I made a simple 3D game with C++ and I got some question : Do I have to destroy a blueprint link to a C++ code every time I change the C++ code. I explain
I made a 3D character with this instruction : AutoPossessPlayer = EAutoReceiveInput::Player0 on C++ . That mean I can control the character and not the camera. I create an Blueprint object from this C++ code and made some stuff.
Now I decide to remove this control so I remove the line above about the AutoPossessPlayer, I build the code and now I should be able to move the camera and not the player but this modification is not active. So I destroy the blueprint and create another one and now the modification is active.
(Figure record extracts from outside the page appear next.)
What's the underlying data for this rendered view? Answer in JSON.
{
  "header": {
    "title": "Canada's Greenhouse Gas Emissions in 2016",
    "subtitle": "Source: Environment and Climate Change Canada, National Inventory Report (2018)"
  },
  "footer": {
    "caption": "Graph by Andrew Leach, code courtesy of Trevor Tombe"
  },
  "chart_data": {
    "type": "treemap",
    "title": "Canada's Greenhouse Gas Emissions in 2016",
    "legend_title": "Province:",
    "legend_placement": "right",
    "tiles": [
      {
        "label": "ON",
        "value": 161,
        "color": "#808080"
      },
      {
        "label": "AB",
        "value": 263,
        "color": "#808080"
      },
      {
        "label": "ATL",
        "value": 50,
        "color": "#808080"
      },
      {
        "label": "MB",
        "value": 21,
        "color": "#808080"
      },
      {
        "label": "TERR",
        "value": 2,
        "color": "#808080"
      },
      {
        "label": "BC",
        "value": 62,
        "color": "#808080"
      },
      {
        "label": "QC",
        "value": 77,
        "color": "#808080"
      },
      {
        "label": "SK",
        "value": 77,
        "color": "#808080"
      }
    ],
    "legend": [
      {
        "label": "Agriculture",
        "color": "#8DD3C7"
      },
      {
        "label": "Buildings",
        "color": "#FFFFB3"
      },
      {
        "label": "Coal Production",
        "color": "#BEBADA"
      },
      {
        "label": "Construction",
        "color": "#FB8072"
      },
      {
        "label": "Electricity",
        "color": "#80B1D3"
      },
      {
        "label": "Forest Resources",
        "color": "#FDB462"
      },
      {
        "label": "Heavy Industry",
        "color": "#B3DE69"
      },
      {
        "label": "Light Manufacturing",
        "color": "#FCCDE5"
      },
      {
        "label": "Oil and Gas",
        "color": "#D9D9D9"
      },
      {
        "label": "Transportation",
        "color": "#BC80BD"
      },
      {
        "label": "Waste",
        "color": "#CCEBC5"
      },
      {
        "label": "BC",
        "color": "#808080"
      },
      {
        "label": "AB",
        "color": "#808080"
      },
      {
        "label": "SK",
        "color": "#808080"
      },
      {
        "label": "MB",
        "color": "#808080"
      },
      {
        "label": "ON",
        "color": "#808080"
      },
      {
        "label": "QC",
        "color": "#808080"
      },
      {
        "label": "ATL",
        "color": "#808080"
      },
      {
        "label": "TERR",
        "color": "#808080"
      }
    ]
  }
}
So my question is : Do I have to destroy the blueprint every time I modify my C++ code and if not how can I update my blueprint object with the modificaion on C++ side ?
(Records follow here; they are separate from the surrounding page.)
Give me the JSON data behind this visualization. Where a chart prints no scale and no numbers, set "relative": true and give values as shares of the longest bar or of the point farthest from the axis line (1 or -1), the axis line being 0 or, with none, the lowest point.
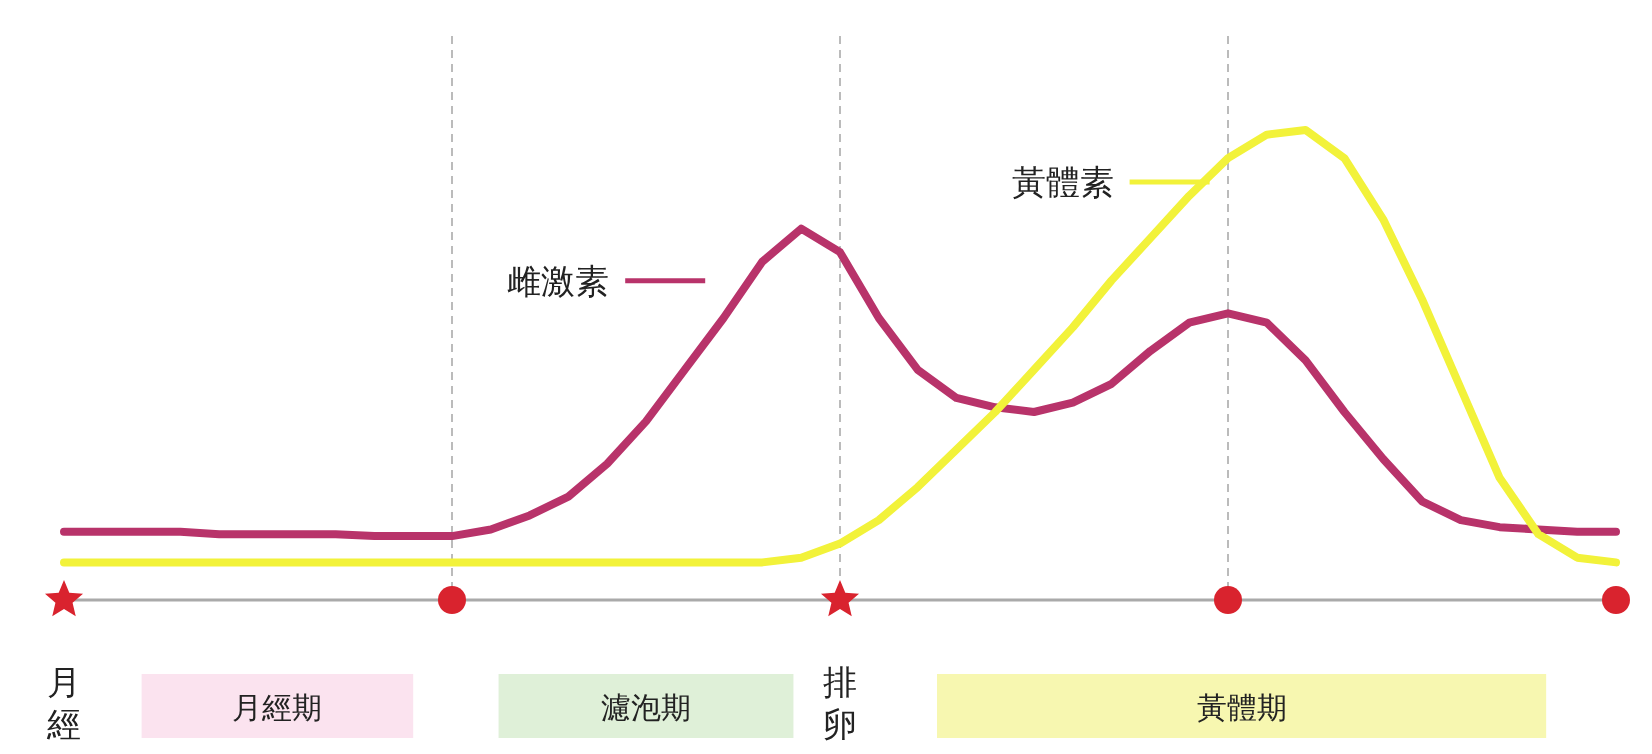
{
  "chart_data": {
    "type": "line",
    "relative": true,
    "categories": [
      "月經",
      null,
      null,
      null,
      null,
      null,
      null,
      null,
      null,
      null,
      null,
      null,
      null,
      null,
      null,
      null,
      null,
      null,
      null,
      null,
      "排卵",
      null,
      null,
      null,
      null,
      null,
      null,
      null,
      null,
      null,
      null,
      null,
      null,
      null,
      null,
      null,
      null,
      null,
      null,
      null,
      null
    ],
    "series": [
      {
        "name": "雌激素",
        "color": "#b8336a",
        "values": [
          0.145,
          0.145,
          0.145,
          0.145,
          0.14,
          0.14,
          0.14,
          0.14,
          0.136,
          0.136,
          0.136,
          0.15,
          0.18,
          0.22,
          0.29,
          0.38,
          0.49,
          0.6,
          0.72,
          0.79,
          0.74,
          0.6,
          0.49,
          0.43,
          0.41,
          0.4,
          0.42,
          0.46,
          0.53,
          0.59,
          0.61,
          0.59,
          0.51,
          0.4,
          0.3,
          0.21,
          0.17,
          0.155,
          0.15,
          0.145,
          0.145
        ]
      },
      {
        "name": "黃體素",
        "color": "#f2f23a",
        "values": [
          0.08,
          0.08,
          0.08,
          0.08,
          0.08,
          0.08,
          0.08,
          0.08,
          0.08,
          0.08,
          0.08,
          0.08,
          0.08,
          0.08,
          0.08,
          0.08,
          0.08,
          0.08,
          0.08,
          0.09,
          0.12,
          0.17,
          0.24,
          0.32,
          0.4,
          0.49,
          0.58,
          0.68,
          0.77,
          0.86,
          0.94,
          0.99,
          1.0,
          0.94,
          0.81,
          0.64,
          0.45,
          0.26,
          0.14,
          0.09,
          0.08
        ]
      },
      {
        "type": "scatter",
        "color": "#d9232e",
        "marker": "star",
        "values": [
          0,
          null,
          null,
          null,
          null,
          null,
          null,
          null,
          null,
          null,
          null,
          null,
          null,
          null,
          null,
          null,
          null,
          null,
          null,
          null,
          0,
          null,
          null,
          null,
          null,
          null,
          null,
          null,
          null,
          null,
          null,
          null,
          null,
          null,
          null,
          null,
          null,
          null,
          null,
          null,
          null
        ]
      },
      {
        "type": "scatter",
        "color": "#d9232e",
        "marker": "circle",
        "values": [
          null,
          null,
          null,
          null,
          null,
          null,
          null,
          null,
          null,
          null,
          0,
          null,
          null,
          null,
          null,
          null,
          null,
          null,
          null,
          null,
          null,
          null,
          null,
          null,
          null,
          null,
          null,
          null,
          null,
          null,
          0,
          null,
          null,
          null,
          null,
          null,
          null,
          null,
          null,
          null,
          0
        ]
      }
    ],
    "grid": "x",
    "annotations": [
      "月經期",
      "濾泡期",
      "黃體期"
    ],
    "legend": "top"
  }
}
Sometimes hot-reloading simply won’t work, no matter how much you try.
Then you have to close/re-open the editor.
This is something Unity is miles ahead of UE4’s workflow because of .NET/Mono layer.
Ok it’s an editor issue,
Thanks next time I will will avoid to destroy my blueprint entities
This issue is causing me a lot of headach , here is how I do in my projects
Go to your Blueprint->Class Setting and select you c++ parent class again , then compile
This is definitely an annoyance, though minor. If I make a change in C++ and then go in to my blueprint, I will see the little arrow button telling me that the blueprint value is different than the parent, and I can reset it by clicking it. I haven’t dug into the source on this one yet, because as I said it’s only a minor annoyance, but I’m guessing it is because the blueprint is saving its state for all values, even the ones you haven’t overridden manually and are inherited from the C++ class, so when the underlying code changes, it does the diff ‘correctly’ because it only knows the current blueprint state and doesn’t have any way to understand how they got set. Switching to saving only overridden data would fix this, but I bet there are implications for blueprint performance for that.